As I’ve often said in planning meetings, “The way customers act, you’d think each one was a different person!”

4. Customer-Level Media

Several campaign management vendors are tackling the challenge of analysis and customer engagement across owned, earned, and paid media. Ask your vendors about their plans for improving customer journey mapping.

Traditional linear customer journey maps are obsolete. You need technology to help you dynamically associate content and campaigns across the myriad individual experiences.

At the same time, media buying is increasingly at the customer level, via hashtag identification and CRM-based targeting.

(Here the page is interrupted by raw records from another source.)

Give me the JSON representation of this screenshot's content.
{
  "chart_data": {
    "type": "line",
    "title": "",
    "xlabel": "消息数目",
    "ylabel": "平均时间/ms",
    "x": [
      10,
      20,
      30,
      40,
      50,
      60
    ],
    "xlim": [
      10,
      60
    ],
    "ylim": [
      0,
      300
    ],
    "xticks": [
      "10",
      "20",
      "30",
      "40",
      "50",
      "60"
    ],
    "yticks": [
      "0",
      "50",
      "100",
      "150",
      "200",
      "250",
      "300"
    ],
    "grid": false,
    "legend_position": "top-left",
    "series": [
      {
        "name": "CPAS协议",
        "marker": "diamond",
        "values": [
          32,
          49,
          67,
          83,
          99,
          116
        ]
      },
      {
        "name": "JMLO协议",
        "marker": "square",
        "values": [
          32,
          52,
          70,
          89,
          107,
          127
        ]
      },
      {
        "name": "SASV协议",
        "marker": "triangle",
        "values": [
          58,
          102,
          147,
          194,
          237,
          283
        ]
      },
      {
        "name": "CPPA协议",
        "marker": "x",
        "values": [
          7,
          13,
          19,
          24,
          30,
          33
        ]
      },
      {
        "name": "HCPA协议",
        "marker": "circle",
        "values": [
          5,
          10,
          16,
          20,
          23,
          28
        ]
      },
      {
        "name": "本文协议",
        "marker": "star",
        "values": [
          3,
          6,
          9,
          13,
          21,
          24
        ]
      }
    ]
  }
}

Bring your own data to Facebook and Twitter, and find your key audiences across the Web in a context that makes sense for your product and brand.

The rest of this year will continue to see integrations through the various data services platforms (DSPs) and ad retargeting programs.

5. Brand Promise Ubiquity

Every interaction with a brand must live up to the brand promise – not just in terms of how and what we do, but the why we do it.

Marketing data can’t stay in the marketing department. It’s got to be utilized throughout the organization.

Marketers are more curators of experience than controllers or broadcasters of message, and our brand promise must be the banner under which every employee, agency, and partner interacts with people.

A recent study by research consulting firm Software Advice found that using big data to match sales and service reps to the individual needs and personalities of customers will significantly increase satisfaction, call efficiency, and sales revenue.

That is just one example of how marketing must collaborate with other departments to optimize customer experience across every touch point.

How are you using integrated data to turn your segmentation strategy into a personalization strategy?